Kamu yang dulu kupuja,
Salah mereka yang bilang cinta itu gila. Bukan cinta yang gila, si pecinta lah yang hilang akal. Akalnya hilang dibawa pergi sang nafsu. Nafsu ingin memiliki. Kadang orang begitu terbutakan untuk mendapatkan apa yang dibisikkan hatinya untuk dimiliki. Beribu untung, tidak semua akalku dibawa pergi nafsu. Tersisa secuil pikiran sehat yang kerap merawat harga diriku yang rusak parah. Hancur. Hingga akhirnya harga diriku kembali. Ia melarangku habis-habisan untuk mengemis sepotong cinta dari dia yang bahkan tidak pernah menggubrisku. Aku kehilangan semua rasa yang pernah kutujukan padamu. Aku sadar, selama ini aku menggonggongi pohon yang salah.
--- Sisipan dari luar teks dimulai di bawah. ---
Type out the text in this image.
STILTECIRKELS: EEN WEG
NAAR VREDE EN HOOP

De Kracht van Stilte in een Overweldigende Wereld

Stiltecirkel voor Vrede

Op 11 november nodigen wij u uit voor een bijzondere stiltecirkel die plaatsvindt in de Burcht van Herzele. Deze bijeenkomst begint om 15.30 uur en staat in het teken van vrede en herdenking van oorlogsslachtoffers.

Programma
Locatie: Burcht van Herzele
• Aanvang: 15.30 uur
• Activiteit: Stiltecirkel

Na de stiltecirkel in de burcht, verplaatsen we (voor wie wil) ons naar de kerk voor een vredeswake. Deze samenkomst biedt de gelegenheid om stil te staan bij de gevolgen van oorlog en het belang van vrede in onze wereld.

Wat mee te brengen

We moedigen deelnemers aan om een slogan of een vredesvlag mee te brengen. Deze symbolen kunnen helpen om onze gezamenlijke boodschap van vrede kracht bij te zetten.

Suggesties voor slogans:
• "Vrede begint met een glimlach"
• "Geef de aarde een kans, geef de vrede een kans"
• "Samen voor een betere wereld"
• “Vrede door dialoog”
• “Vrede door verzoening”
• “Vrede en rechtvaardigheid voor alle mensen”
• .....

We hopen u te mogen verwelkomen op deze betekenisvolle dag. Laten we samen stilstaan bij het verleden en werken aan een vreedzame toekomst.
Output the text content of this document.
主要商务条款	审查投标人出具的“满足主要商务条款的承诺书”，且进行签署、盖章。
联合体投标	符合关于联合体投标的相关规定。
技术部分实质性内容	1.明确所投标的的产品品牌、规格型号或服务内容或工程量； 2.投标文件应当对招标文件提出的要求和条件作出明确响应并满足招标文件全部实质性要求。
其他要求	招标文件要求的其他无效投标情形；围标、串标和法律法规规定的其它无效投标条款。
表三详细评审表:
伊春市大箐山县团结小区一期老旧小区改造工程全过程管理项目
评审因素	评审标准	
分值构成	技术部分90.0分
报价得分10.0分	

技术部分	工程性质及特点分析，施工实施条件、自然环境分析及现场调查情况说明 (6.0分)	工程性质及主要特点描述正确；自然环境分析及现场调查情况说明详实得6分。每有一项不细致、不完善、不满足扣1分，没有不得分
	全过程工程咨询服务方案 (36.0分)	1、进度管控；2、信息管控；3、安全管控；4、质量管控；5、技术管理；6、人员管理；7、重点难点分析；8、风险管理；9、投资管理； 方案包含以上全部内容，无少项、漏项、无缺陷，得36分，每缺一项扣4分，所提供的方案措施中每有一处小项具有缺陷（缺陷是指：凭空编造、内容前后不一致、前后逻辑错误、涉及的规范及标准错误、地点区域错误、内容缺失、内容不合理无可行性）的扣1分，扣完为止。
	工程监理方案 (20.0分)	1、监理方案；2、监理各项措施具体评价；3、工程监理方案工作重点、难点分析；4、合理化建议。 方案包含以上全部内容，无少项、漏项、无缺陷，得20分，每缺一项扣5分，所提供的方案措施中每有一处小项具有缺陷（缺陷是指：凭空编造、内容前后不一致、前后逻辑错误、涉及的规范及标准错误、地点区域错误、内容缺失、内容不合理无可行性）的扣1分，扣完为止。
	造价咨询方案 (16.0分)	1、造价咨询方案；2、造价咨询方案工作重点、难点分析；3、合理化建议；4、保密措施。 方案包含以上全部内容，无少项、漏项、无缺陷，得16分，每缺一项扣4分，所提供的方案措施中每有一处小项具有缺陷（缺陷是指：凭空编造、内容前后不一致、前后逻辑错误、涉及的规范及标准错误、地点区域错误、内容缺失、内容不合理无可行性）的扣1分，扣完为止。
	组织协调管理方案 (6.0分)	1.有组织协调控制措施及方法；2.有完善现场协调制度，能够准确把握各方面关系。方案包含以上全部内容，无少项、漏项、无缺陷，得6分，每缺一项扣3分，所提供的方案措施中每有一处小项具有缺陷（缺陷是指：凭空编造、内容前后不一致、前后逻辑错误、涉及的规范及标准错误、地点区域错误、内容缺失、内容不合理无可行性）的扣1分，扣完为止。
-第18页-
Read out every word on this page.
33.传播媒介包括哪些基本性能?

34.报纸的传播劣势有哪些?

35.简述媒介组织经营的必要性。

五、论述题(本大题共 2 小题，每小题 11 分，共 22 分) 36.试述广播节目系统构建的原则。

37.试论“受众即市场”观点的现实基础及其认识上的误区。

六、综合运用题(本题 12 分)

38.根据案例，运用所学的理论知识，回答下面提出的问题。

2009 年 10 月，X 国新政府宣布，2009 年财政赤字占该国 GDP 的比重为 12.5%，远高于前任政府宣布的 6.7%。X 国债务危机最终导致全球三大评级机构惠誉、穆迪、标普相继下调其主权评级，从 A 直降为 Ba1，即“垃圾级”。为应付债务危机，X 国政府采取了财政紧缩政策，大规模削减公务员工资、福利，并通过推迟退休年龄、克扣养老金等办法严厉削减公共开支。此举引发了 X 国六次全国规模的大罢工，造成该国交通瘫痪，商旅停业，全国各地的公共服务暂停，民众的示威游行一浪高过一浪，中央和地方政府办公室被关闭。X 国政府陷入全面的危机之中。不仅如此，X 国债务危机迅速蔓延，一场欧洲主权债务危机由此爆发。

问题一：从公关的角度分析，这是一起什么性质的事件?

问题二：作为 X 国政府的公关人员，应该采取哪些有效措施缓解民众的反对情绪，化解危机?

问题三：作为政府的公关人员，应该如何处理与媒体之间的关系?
Kamu yang dulu selalu kusapa,
Aku tidak tau apakah ini lelucon takdir atau memang hukum alam. Namun aku tidak begitu percaya apabila takdir memainkan lelucon keji seperti ini. Aku cenderung percaya bahwa inilah yang terjadi ketika semesta berbicara. Pernah sedikit membaca tentang law of detachment? Apa yang kau lepaskan akan menjadi milikmu. Milikilah keinginan dan lepaskan ke semesta. Semesta akan berkonspirasi untuk membuatmu bahagia seperti yang kau pinta. Ini hukum mutlak yang dibuat Sang Maha Adil. Aku? Aku dahulu berkeinginan memilikimu, dan aku tidak melepaskan keinginanku pada semesta. Aku genggam erat setiap serpih serat inginku. Bagaimana semesta bisa bekerja bila aku mengerami hasratku? Tidak. Rupanya ketika harga diriku berhasil dipulihkan, aku tidak mau tahu lagi apapun tentangmu. Aku hilangkan semua hasrat tentangmu. Dan itulah, tanpa kusadari, saat akhirnya aku melepaskan keinginanku pada semesta. Selanjutnya yang terjadi, semesta memberikan tepat seperti yang kupinta dulu; hati dan cintamu.

Kamu yang pernah menghatui mimpi malamku,
Terlambat, kan? Ketika hatiku sudah tidak lagi mengharapkanmu, kau datang. Ketika pintu hatiku sudah menutup untukmu, kau mengetuk. Apabila konsep cara kerja semesta terlalu rumit untukmu, baiklah, mungkin ini penjelasan yang lebih sederhana; manusia senang dipuja. Siapa yang tidak senang egonya dimanja? Ia bebas merespon sekehendak hatinya. Namun ketika si pemuja berhenti mencintanya, ia akan terluka. Kamu mungkin tidak sadar, tetapi jauh di dasar pikiranmu mungkin kau merindu sapaan hangat tak berbalas ku padamu setiap hari. Keadaan berbalik. Kau melakukan apa yang persis sama kulakukan padamu dulu.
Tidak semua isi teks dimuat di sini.